ELISA is a gold-standard immunoassay widely used in the drug development process. It is a sensitive and accurate technique to detect and quantify analytes, including antigens, antibodies, proteins, and hormones. Hence, they are beneficial in different phases of drug development. To give you an overview of the drug development process, prospective drug entities are identified and subjected to several preclinical and clinical studies to develop into potential drug compounds.

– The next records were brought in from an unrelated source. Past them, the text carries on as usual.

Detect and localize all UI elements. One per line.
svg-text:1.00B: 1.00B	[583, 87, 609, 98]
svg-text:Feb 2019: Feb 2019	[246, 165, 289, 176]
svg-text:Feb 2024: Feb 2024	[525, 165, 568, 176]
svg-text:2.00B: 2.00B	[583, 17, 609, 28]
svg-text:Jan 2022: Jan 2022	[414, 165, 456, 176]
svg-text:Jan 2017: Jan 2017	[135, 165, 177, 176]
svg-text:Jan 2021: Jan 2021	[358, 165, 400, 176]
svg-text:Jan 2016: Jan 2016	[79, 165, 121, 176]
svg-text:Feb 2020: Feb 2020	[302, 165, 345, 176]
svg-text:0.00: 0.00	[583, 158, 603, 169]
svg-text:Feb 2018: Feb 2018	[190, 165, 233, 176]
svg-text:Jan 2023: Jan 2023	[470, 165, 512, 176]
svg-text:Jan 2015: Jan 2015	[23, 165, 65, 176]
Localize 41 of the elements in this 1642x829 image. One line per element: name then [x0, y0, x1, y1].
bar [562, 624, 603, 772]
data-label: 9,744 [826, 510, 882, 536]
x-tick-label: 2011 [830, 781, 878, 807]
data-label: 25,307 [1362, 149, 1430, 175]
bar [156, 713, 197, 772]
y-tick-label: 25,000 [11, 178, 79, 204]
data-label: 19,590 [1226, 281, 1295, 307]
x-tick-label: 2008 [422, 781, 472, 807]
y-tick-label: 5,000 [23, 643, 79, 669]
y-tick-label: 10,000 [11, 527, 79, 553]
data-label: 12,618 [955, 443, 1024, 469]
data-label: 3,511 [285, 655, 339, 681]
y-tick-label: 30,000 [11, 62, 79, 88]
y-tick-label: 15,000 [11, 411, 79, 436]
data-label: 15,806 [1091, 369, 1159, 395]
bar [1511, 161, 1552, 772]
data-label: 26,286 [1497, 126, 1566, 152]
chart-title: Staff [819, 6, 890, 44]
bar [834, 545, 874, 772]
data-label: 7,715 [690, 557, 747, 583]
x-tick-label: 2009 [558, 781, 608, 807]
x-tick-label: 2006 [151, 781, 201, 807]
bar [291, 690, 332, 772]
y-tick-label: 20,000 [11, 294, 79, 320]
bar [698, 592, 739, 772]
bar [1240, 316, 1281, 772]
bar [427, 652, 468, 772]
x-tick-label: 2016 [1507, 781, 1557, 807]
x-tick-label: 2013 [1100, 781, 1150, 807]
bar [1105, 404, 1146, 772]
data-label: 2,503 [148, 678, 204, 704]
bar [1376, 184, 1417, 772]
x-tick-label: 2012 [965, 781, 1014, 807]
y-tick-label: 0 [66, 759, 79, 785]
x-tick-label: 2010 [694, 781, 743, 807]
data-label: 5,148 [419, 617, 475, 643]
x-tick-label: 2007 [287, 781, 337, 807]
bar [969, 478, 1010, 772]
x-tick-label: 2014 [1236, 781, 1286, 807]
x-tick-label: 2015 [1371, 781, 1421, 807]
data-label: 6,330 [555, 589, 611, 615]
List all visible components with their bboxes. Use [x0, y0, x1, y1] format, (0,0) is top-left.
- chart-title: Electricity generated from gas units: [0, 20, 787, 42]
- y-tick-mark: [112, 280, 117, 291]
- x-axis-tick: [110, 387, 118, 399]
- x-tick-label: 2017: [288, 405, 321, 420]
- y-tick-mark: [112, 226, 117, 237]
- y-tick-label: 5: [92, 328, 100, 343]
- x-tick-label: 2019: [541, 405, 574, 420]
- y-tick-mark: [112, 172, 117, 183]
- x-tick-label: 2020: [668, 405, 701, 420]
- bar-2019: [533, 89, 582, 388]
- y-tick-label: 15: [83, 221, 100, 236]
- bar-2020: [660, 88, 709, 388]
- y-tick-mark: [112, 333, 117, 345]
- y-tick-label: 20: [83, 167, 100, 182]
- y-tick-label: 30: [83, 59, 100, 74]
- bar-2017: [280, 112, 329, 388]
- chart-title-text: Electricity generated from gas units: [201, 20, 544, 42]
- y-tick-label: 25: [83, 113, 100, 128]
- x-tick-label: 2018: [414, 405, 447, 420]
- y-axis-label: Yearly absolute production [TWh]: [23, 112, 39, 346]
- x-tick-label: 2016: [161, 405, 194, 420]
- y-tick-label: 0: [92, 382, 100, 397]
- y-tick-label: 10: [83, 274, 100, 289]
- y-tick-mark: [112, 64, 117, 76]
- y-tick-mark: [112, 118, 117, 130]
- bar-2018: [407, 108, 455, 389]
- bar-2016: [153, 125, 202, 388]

Despite several advantages of ELISA assays, they can only assess one analyte at a time. Hence, newer multiplex assays such as Meso Scale Discovery (MSD) are used increasingly for detecting and quantifying analytes in biological samples. msd assays combine electrochemiluminescence (ECL) with multiarray technology to enhance sensitivity and multiplexing capabilities. MSD biomarker assays can profile multiple biomarkers such as cytokines having a significant impact on developing novel biological products.
Researchers can use ELISA and MSD-ECL assays to evaluate analytes in biological samples. Most MSD assays are sandwich immunoassays specifically designed to assess analytes in complex biological matrices. However, due to multiplexing capacities, the MSD platform is an appealing bioanalytical option. Hence, we share a brief comparison between ELISA and MSD assays in the current article.
ELISA vs. MSD assay
Developing MSD immunoassay is relatively fast and easy. Besides, they are highly sensitive and provide a broader dynamic range. These features mean fewer concentrations fall beyond the detection range. Compared to ELISA assays, MSD assays:
- Require fewer sample volumes
- Provide sensitivity and precise results
- Handle complex study matrices
- Faster protocols
- Quantify ten analytes per assay well
- Do not need dilutions to measure elevated levels.
Moreover, unlike ELISA plate readers, MSD has faster read times and does not require cleaning or maintenance downtime. Following is a detailed comparison between ELISA and MSD assays.
- ELISA requires 50-100 μL of sample volume, whereas MSD needs just 10-25 μL.
- MSD can multiplex ten analytes simultaneously
- MSD has U-Plex assays as a flexible panel configuration
- The dynamic range of MSD assays is 3-4+ logs compared to 1-2 logs of ELISA assays
- ELISA assays are subjected to matrix effects, which are significantly reduced in MSD assays
- Compared to ELISA assays, MSD has simple protocols
- ELISA has several washing steps. MSD typically has 1-3 washing steps.
- MSD provides rapid throughput analysis
- ELISA needs daily cleaning, while MSD needs no user maintenance.
ELISA replacement
Besides providing a robust immunoassay, MSD also assists in converting existing ELISA assays into an MSD platform. A plethora of assay options means MSD can deliver the required flexibility in choosing assay formats. Some examples of assay flexibility include:
- When an appropriate antibody pair is available, researchers can use sandwich immunoassays for high specificity and sensitivity
- Bridging immunoassays are another excellent option for highly-sensitive immunogenicity tests.
- For smaller analytes or when a single antibody is available, technicians can use competitive immunoassays to detect the analyte of interest.
- Moreover, direct binding assays are suitable when researchers have a single antibody for analysis.
Additionally, once an MSD assay is developed, researchers can continue coating their assay plates or use MSD’s Prototype Printing service for a cost-effective analysis.